„A Security Framework for Distributed Ledgers“ erscheint auf ACM CCS 2021
Das Paper „A Security Framework for Distributed Ledgers“ von Mike Graf, Daniel Rausch, Viktoria Ronge, Christoph Egger, Ralf Küsters und Dominique Schröder erscheint auf der ACM Conference on Computer and Communications Security 2021.
Eine Vorabversion findet sich im IACR ePrint.
Unten stehend finden Sie die Kurzfassung des Papers in englischer Sprache.
In the past few years blockchains have been a major focus for security research, resulting in significant progress in the design, formalization, and analysis of blockchain protocols. However, the more general class of distributed ledgers, which includes not just blockchains but also prominent non-blockchain protocols, such as Corda and OmniLedger, cannot be covered by the state-of-the-art in the security literature yet. These distributed ledgers often break with traditional blockchain paradigms, such as block structures to store data, system-wide consensus, or global consistency.
In this paper, we close this gap by proposing the first framework for defining and analyzing the security of general distributed ledgers, with an ideal distributed ledger functionality, called Fledger, at the core of our contribution. This functionality covers not only classical blockchains but also non-blockchain distributed ledgers in a unified way.

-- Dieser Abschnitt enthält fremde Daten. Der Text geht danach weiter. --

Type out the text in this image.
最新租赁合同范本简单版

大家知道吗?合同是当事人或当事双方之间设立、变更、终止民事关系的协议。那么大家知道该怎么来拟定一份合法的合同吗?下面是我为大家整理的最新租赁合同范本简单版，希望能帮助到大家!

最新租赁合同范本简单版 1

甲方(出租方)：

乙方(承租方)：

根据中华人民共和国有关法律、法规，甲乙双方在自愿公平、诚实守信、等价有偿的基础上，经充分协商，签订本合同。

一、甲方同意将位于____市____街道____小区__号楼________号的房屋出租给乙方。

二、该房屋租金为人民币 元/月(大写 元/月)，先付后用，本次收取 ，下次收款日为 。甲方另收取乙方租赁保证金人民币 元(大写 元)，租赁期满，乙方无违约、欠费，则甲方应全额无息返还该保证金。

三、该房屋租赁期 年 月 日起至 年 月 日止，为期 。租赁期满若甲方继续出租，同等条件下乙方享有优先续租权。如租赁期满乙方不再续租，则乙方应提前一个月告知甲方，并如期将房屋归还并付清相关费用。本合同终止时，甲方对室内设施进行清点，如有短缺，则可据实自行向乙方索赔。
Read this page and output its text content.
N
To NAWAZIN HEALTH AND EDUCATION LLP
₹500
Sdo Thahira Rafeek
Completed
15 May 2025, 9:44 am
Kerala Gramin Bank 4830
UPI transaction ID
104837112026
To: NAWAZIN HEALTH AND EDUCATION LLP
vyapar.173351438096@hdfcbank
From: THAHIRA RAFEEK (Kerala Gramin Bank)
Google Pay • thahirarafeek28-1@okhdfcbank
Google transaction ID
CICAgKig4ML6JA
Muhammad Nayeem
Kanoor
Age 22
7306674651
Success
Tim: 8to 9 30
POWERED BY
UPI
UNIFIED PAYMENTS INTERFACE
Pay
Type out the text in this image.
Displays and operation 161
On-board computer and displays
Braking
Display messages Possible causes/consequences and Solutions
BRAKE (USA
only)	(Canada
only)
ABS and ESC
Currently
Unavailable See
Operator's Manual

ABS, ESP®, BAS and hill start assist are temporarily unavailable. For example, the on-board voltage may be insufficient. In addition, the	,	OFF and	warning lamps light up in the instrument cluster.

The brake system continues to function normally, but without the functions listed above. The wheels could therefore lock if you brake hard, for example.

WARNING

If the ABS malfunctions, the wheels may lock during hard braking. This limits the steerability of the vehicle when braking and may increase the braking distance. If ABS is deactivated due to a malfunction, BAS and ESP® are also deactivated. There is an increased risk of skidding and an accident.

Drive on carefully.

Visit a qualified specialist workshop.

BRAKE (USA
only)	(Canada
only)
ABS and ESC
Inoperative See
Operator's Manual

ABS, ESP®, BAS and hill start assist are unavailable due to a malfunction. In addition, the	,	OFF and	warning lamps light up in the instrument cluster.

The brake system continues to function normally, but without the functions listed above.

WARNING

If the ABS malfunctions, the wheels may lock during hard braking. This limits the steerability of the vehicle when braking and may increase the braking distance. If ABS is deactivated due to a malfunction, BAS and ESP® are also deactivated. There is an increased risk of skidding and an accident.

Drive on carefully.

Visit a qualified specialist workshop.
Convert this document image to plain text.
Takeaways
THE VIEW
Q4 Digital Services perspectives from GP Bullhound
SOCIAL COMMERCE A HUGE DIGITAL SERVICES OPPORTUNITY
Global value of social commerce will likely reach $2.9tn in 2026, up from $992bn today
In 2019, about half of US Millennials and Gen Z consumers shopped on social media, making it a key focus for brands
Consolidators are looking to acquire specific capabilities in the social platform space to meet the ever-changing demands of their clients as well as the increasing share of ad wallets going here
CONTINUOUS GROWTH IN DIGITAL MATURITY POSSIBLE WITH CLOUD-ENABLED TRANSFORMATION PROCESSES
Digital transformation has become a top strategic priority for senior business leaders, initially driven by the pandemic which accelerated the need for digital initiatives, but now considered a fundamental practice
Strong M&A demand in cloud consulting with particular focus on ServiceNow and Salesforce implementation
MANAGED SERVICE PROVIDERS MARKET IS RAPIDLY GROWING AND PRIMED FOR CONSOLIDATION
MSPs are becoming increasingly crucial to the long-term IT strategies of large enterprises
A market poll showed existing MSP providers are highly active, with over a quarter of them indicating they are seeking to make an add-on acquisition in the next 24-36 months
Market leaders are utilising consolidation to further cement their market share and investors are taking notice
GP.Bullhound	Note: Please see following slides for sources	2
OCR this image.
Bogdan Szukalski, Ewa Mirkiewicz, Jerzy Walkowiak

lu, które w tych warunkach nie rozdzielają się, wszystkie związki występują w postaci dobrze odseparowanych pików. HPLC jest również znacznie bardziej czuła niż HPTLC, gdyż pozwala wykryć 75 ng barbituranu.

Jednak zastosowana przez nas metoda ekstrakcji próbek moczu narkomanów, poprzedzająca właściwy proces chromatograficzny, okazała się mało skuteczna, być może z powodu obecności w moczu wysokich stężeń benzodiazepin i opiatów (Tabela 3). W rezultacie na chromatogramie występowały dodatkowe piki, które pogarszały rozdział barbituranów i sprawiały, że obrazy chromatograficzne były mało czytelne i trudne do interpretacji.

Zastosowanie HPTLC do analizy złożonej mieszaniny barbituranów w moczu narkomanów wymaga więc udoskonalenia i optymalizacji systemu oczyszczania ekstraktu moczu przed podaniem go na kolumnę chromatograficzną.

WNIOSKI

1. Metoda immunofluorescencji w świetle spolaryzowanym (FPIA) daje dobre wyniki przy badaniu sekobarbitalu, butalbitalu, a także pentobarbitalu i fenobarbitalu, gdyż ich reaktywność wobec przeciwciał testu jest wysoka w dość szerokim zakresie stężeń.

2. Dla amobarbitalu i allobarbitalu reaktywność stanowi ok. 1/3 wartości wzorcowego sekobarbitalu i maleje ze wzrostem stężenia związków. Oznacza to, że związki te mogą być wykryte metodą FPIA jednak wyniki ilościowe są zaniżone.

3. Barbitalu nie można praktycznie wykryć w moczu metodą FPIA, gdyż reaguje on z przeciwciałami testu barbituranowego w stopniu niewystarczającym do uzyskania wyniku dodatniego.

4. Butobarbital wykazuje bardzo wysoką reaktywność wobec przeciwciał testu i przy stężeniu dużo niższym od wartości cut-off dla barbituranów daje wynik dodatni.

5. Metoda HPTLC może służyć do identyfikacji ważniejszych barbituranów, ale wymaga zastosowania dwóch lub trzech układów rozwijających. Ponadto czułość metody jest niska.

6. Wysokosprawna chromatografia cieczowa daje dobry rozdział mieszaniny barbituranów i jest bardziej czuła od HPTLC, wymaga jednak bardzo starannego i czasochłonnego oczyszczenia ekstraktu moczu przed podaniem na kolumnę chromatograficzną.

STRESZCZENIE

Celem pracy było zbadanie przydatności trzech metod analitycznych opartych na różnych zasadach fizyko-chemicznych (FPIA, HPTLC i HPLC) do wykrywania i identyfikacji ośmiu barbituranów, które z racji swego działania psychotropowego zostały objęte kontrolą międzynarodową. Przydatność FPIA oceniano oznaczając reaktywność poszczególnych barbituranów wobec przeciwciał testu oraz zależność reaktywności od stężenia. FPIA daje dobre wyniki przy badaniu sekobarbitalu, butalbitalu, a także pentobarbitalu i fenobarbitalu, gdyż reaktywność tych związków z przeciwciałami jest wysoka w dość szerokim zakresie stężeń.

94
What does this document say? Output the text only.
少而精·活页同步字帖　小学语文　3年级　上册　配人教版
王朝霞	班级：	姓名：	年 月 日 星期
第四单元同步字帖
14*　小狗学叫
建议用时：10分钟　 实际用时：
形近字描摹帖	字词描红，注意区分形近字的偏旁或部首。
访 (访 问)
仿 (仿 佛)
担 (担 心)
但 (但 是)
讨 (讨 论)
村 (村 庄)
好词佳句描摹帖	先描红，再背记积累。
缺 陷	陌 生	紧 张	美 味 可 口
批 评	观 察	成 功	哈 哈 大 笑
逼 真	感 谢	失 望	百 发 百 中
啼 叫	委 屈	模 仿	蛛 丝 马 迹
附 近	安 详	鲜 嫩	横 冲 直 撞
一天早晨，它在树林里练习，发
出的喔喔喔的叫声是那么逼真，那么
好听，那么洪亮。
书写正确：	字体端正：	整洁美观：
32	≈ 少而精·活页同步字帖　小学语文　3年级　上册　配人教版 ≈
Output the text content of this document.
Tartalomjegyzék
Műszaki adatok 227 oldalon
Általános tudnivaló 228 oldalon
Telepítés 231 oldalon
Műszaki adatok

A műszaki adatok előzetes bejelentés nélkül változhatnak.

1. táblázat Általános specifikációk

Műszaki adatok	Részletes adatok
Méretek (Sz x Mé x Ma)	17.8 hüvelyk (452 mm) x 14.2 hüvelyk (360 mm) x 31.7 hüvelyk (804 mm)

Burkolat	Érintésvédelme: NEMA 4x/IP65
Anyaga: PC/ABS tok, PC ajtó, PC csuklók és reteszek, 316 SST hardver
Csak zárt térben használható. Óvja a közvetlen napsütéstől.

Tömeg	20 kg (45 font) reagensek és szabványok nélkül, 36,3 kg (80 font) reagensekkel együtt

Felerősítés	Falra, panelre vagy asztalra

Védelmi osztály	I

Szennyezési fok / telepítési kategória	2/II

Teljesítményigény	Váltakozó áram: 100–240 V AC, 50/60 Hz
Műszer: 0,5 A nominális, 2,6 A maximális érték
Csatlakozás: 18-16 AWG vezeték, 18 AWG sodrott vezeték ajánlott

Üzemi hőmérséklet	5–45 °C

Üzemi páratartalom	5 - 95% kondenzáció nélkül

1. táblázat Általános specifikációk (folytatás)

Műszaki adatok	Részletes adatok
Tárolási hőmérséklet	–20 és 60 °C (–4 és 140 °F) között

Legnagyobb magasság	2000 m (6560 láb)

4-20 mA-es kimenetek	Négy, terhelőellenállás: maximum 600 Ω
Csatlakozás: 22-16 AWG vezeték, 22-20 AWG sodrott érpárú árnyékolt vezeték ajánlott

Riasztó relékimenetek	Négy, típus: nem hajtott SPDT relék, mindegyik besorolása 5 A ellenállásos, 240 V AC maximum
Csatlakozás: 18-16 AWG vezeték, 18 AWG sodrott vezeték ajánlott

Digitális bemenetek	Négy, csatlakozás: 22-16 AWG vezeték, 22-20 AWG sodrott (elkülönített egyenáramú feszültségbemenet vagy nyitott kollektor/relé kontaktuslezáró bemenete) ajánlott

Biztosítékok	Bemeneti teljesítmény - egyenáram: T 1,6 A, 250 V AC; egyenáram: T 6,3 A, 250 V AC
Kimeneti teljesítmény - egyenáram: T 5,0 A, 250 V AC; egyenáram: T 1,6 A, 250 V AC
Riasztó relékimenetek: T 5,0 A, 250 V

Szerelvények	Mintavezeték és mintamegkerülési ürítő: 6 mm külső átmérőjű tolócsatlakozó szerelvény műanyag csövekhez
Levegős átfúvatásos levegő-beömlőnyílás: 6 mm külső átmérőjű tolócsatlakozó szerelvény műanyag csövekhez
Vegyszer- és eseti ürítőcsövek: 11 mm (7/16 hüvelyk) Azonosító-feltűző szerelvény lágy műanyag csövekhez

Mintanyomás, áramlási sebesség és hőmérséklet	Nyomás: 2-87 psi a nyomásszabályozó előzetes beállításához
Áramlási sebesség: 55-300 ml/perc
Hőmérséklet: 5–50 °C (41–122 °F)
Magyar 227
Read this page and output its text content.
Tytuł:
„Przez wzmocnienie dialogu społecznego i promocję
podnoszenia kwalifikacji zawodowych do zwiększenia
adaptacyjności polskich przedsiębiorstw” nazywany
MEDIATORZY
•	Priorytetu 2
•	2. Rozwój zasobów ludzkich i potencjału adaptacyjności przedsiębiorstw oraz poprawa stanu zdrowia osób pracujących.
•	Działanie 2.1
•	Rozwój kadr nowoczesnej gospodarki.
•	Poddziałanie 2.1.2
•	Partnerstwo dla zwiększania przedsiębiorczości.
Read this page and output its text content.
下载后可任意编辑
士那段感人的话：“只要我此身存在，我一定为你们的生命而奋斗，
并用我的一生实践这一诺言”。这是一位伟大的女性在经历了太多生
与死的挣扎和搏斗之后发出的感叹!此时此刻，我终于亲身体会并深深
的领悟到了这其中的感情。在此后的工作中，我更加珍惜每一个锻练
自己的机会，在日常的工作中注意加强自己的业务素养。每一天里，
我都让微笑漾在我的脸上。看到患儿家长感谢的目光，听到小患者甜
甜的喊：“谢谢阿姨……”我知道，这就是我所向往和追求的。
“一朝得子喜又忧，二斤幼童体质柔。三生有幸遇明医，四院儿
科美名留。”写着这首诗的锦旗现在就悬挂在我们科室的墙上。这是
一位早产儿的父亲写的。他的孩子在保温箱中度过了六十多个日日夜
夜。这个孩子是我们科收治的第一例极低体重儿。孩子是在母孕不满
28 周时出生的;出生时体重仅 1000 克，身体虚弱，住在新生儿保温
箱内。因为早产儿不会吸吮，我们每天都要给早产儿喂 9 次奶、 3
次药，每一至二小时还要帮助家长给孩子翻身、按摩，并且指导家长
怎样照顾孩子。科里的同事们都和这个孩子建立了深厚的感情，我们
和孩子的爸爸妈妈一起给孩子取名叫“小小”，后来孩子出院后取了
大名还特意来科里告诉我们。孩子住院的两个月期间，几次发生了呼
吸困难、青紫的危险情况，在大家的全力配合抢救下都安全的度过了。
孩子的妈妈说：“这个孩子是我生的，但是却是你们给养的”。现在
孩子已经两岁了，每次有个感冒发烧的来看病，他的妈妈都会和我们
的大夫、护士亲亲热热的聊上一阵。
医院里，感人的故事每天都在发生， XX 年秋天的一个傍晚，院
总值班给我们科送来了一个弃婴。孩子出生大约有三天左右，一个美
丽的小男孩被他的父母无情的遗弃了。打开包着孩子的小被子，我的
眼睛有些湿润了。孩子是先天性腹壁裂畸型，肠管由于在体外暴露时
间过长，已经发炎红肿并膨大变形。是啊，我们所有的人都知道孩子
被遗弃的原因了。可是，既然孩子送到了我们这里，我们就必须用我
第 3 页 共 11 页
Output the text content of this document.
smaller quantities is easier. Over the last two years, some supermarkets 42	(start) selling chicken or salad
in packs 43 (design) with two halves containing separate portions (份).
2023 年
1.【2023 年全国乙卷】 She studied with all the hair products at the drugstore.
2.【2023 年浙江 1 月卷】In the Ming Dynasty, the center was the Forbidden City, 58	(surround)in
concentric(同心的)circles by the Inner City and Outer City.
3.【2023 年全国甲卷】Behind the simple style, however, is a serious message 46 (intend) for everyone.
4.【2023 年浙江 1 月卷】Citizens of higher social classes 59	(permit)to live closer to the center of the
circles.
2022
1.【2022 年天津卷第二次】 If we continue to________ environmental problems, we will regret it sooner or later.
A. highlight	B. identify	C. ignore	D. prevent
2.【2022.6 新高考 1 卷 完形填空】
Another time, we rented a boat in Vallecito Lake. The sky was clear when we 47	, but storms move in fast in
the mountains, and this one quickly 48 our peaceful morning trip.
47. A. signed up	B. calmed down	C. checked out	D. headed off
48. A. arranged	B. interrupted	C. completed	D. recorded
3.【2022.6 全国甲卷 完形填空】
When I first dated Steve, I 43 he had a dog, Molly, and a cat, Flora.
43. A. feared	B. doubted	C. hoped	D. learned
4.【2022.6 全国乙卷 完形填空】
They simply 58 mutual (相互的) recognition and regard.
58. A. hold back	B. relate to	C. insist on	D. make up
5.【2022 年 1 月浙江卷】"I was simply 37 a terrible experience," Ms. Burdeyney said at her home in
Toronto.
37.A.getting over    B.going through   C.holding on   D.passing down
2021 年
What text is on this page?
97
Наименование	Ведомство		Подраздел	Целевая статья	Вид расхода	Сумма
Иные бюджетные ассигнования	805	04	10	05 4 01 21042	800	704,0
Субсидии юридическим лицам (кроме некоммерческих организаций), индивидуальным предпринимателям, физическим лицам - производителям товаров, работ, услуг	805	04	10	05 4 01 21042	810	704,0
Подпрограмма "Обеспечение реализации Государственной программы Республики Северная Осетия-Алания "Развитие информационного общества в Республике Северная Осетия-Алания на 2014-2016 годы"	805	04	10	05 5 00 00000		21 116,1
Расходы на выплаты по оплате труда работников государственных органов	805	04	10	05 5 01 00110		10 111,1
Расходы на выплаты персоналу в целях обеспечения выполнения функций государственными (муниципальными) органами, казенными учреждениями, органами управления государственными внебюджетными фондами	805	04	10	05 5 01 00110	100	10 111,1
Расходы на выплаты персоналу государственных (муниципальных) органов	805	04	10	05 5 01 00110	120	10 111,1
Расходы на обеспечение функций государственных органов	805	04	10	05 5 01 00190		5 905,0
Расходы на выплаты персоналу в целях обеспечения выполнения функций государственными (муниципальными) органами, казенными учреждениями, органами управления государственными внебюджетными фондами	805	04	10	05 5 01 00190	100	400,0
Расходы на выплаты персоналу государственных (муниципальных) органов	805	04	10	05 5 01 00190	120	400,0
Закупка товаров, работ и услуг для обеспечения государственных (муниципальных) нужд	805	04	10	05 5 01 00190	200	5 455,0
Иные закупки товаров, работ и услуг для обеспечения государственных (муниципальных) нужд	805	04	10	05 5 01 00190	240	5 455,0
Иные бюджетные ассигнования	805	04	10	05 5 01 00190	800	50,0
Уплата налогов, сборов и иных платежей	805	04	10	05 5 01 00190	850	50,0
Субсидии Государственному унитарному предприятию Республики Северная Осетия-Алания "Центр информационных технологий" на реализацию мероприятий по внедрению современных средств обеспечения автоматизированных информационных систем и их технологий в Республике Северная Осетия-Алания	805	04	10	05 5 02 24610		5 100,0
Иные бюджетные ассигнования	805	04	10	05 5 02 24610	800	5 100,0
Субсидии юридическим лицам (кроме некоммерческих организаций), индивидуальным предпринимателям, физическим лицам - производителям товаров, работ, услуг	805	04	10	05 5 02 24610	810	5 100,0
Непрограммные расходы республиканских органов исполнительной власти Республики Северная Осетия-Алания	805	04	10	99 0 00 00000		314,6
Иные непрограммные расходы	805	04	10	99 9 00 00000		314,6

To illustrate Fledger, we first show that the prominent ideal blockchain functionalities Gledger and Gpl realize (suitable instantiations of) Fledger, which captures their security properties. This implies that their respective implementations, including Bitcoin, Ouroboros Genesis, and Ouroboros Crypsinous, realize Fledger as well. Secondly, we demonstrate that Fledger is capable of precisely modeling also non-blockchain distributed ledgers by performing the first formal security analysis of such a distributed ledger, namely the prominent Corda protocol. Due to the wide spread use of Corda in industry, in particular the financial sector, this analysis is of independent interest.
These results also illustrate that Fledger not just generalizes the modular treatment of blockchains to distributed ledgers, but moreover helps to unify existing results.